I'm looking at it for real

Well, yes and no... They run at the same time, but can't really be considered the same app in the sense that I described above. There's still a bit of "disconnection" between the two apps. Visual Designer is great, don't get me wrong. I'm just saying that combining the complete functionality of both programs into one, as decribed, would be the next logical step.
The side benefit is that you may find it easier to "woo" more VB-ers to PB if you could make it more VB-like in the GUI design sense, and less VB-like in the slow, bloated code sense
So, like VB you would, for example, create your "form" and then put a button on it. Double click on that button and you're taken to the section of code that will deal with the various events that a button can produce. And better yet, a drop down box will have the many events that can be generated (got focus, lost focus, etc). Every gadget and "form" would have this drop down list, and events that don't relate to the current gadget\form would not be selectable. This would not take power away from the programmer, either, because they would still be free to customize their code any way they want. This will just make it quicker (they won't have to look up event names\number etc for what they want to accomplish).

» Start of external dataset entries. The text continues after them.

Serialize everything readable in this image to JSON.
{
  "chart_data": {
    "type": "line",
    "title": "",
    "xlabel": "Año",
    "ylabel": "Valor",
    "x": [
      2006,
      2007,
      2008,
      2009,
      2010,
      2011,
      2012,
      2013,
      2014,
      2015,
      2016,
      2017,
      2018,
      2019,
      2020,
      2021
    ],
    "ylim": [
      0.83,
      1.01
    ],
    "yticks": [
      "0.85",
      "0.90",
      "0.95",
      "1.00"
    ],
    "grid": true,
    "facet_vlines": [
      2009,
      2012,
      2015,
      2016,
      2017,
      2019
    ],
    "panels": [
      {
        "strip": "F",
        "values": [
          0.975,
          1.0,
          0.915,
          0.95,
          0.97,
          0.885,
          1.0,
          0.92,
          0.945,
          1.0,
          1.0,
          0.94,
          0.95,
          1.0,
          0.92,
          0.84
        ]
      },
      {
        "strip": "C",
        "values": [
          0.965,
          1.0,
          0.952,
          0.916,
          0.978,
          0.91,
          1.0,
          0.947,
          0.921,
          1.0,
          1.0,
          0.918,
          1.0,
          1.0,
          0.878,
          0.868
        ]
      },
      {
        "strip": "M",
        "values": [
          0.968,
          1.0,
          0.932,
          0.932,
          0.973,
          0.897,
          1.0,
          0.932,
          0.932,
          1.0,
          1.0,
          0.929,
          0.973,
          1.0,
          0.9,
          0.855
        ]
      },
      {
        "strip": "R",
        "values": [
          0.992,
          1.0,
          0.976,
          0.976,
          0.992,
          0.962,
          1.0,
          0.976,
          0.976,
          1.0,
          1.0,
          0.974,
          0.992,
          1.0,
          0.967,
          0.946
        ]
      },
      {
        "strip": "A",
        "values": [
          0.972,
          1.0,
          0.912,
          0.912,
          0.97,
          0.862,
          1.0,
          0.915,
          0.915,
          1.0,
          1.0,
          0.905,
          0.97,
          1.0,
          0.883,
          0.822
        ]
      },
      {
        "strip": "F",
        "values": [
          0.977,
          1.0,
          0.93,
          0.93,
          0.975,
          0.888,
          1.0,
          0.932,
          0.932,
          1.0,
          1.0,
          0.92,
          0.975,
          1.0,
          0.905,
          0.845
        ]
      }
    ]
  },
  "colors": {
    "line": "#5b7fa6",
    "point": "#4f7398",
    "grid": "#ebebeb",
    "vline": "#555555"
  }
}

To be sure, this VPB would require quite a bit of work to create with all of the various events, etc. but the end result could be quite something.
A less interesting option is to write a VB->PB code converter, but that would require them to own VB...and it's pretty likely that some of the code one could write in VB6 would not be easily convertable to PB (not yet, anyway!)
Russell
p.s. Anyone know why I don't get e-mail notifications any more on replies, even though my e-mail address is correct in my profile?